Quantitative identification of crop disease and nitrogen-water stress in winter wheat using continuous wavelet analysis

It is necessary to quantitatively identify different diseases and nitrogen-water stress for the guidance in spraying specific fungicides and fertilizer applications. The winter wheat diseases, in combination with nitrogen-water stress, are therefore common causes of yield loss in winter wheat in China. Powdery mildew (Blumeria graminis) and stripe rust (Puccinia striiformis f. sp. Tritici) are two of the most prevalent winter wheat diseases in China. This study investigated the potential of continuous wavelet analysis to identify the powdery mildew, stripe rust and nitrogen-water stress using canopy hyperspectral data. The spectral normalization process was applied prior to the analysis. Independent t-tests were used to determine the sensitivity of the spectral bands and vegetation index. In order to reduce the number of wavelet regions, correlation analysis and the independent t-test were used in conjunction to select the features of greatest importance. Based on the selected spectral bands, vegetation indices and wavelet features, the discriminate models were established using Fisher's linear discrimination analysis (FLDA) and support vector machine (SVM).

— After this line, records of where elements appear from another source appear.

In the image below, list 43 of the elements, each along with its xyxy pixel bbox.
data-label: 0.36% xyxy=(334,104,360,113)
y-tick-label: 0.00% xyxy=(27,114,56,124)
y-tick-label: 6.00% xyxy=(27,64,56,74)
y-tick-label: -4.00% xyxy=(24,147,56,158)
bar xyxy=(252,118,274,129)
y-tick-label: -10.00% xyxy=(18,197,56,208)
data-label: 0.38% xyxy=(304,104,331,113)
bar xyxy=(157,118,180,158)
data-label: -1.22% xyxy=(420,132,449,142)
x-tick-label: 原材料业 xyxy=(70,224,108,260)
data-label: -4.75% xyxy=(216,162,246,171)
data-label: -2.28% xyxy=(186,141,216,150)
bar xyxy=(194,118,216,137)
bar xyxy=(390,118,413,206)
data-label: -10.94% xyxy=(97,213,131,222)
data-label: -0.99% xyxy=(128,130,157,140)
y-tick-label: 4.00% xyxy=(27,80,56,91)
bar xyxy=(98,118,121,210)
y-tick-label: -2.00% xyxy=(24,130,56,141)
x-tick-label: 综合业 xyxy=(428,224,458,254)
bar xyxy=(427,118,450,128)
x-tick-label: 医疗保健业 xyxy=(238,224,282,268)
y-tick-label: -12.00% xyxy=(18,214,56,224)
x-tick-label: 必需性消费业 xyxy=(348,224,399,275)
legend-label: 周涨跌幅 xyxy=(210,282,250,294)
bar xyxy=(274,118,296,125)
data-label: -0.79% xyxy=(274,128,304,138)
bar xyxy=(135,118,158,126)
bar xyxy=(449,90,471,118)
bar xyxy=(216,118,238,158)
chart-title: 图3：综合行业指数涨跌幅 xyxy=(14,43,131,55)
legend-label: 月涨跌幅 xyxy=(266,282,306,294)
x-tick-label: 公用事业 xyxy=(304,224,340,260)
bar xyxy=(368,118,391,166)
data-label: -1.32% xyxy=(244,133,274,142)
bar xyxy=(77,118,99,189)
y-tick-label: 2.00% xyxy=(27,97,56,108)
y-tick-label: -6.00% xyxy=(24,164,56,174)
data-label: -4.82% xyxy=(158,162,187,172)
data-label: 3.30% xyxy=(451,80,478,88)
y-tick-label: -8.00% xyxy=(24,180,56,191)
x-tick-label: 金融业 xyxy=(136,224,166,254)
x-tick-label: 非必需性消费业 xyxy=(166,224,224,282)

The results indicated that wavelet features were superior to spectral bands and vegetation indices in classifying different stresses, with overall accuracies of 0.91, 0.72, and 0.72 respectively for powdery mildew, stripe rust and nitrogen-water by using FLDA, and 0.79, 0.67 and 0.65 respectively by using SVM. FLDA was more suitable for differentiating stresses in winter wheat, with respective accuracies of 78.1%, 95.6% and 95.7% for powdery mildew, stripe rust, and nitrogen-water stress. Further analysis was performed whereby the wavelet features were then split into high-scale and low-scale feature subsets for identification. The accuracies of high-scale and low-scale features with an overall accuracy (OA) of 0.61 and 0.73 respectively were lower than those of all wavelet features with an OA of 0.88. The detection of the severity of stripe rust using this method showed an enhanced reliability (R-2 = 0.828).